The problem gives us two strings, s and target. We are allowed to take characters from s and rearrange them in any order to form copies of target.

Each character in s can only be used once. The goal is to determine the maximum number of complete copies of target that can be constructed using the available characters in s.

The important detail is that order does not matter. We are not searching for substrings or subsequences. We only care about how many times each character appears. For example, if target = "code", then every copy requires:

  • one 'c'
  • one 'o'
  • one 'd'
  • one 'e'

If s contains two copies of each required character, then we can build exactly two copies of "code".

The constraints are very small:

  • s.length <= 100
  • target.length <= 10

This immediately suggests that counting frequencies is sufficient. We do not need advanced algorithms or optimizations for large inputs.

A few important edge cases stand out immediately:

  • target may contain repeated characters, such as "aaaaa". In that case, we must ensure we divide by the required count correctly.
  • s may not contain a required character at all, which means the answer is 0.
  • s may contain many extra irrelevant characters that do not help build additional copies.
  • The answer is limited by the "most scarce" required character.

For example:

  • If target = "aab"
  • and s contains 5 'a' characters and 2 'b' characters

then:

  • 'a' allows 5 // 2 = 2 copies
  • 'b' allows 2 // 1 = 2 copies

So the final answer is 2.

Approaches

Brute Force Approach

A brute force solution would repeatedly try to construct one copy of target at a time.

We could:

  1. Count all characters in s
  2. Attempt to subtract the characters needed for one copy of target
  3. If all required characters are available, increment the answer
  4. Repeat until construction is impossible

This approach is correct because every successful iteration consumes exactly the characters needed for one copy of target.
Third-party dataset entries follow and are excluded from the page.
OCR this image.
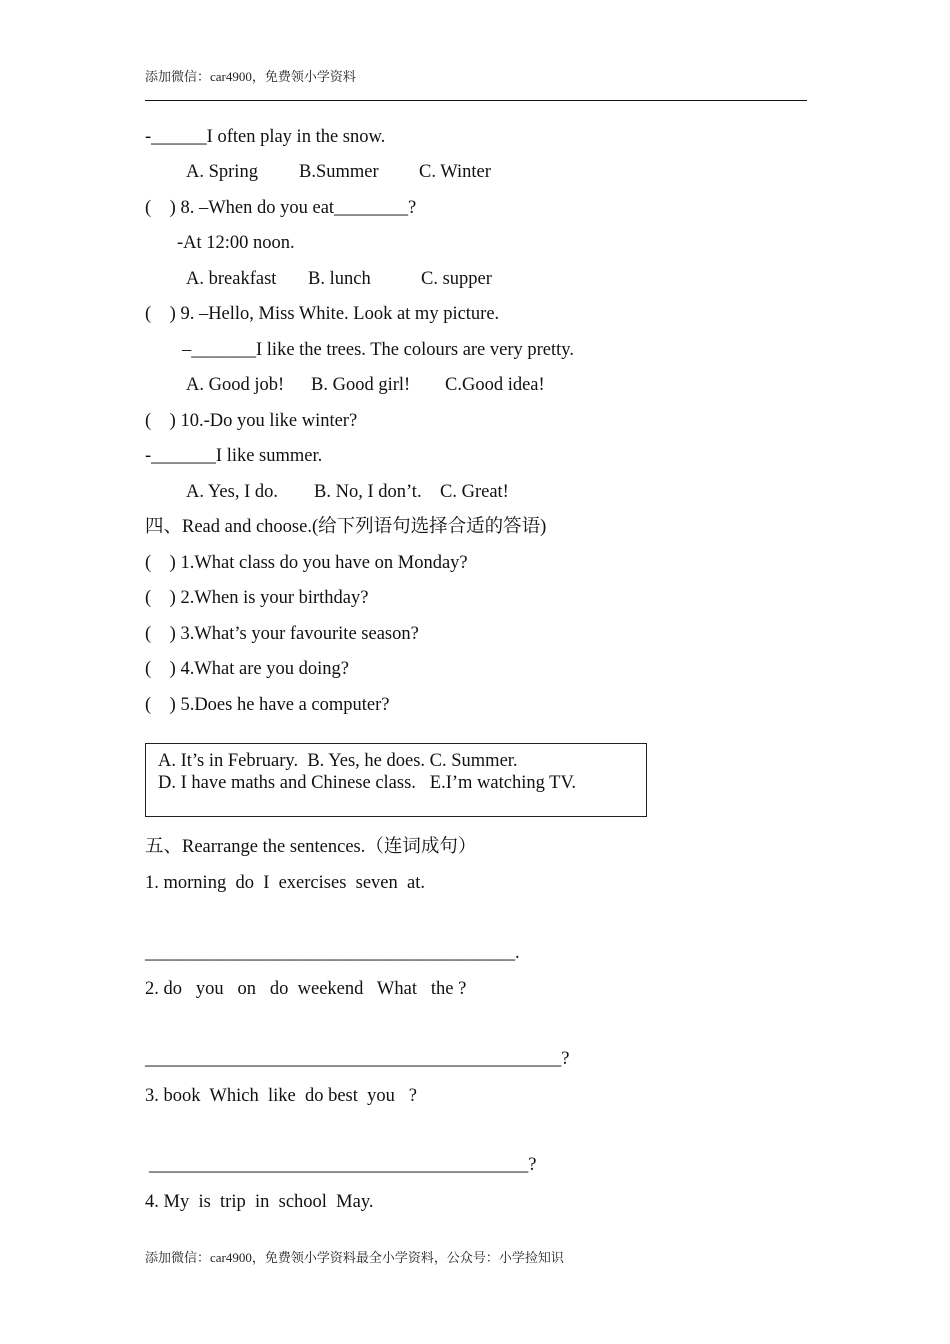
添加微信：car4900，免费领小学资料
-______I often play in the snow.
A. Spring B.Summer C. Winter
(    ) 8. –When do you eat________?
-At 12:00 noon.
A. breakfast B. lunch	C. supper
(    ) 9. –Hello, Miss White. Look at my picture.
–_______I like the trees. The colours are very pretty.
A. Good job! B. Good girl! C.Good idea!
(    ) 10.-Do you like winter?
-_______I like summer.
A. Yes, I do. B. No, I don’t. C. Great!
四、Read and choose.(给下列语句选择合适的答语)
(    ) 1.What class do you have on Monday?
(    ) 2.When is your birthday?
(    ) 3.What’s your favourite season?
(    ) 4.What are you doing?
(    ) 5.Does he have a computer?
A. It’s in February.  B. Yes, he does. C. Summer.
D. I have maths and Chinese class.   E.I’m watching TV.
五、Rearrange the sentences.（连词成句）
1. morning  do  I  exercises  seven  at.
________________________________________.
2. do   you   on   do  weekend   What   the ?
_____________________________________________?
3. book  Which  like  do best  you   ?
_________________________________________?
4. My  is  trip  in  school  May.
添加微信：car4900，免费领小学资料最全小学资料，公众号：小学捡知识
However, this method repeatedly scans and updates the counts. While the constraints are small enough that it would still pass, it is unnecessarily repetitive.

The core inefficiency is that we already know the limiting factor is the least available required character. Repeated simulation is not needed.

Optimal Approach

The key observation is that each character independently limits how many copies of target can be formed.

Suppose:

  • target requires k copies of character c
  • s contains n copies of character c

Then character c alone allows at most:

$$\left\lfloor \frac{n}{k} \right\rfloor$$

copies of target.

Since every required character must be available simultaneously, the answer is simply the minimum value across all required characters.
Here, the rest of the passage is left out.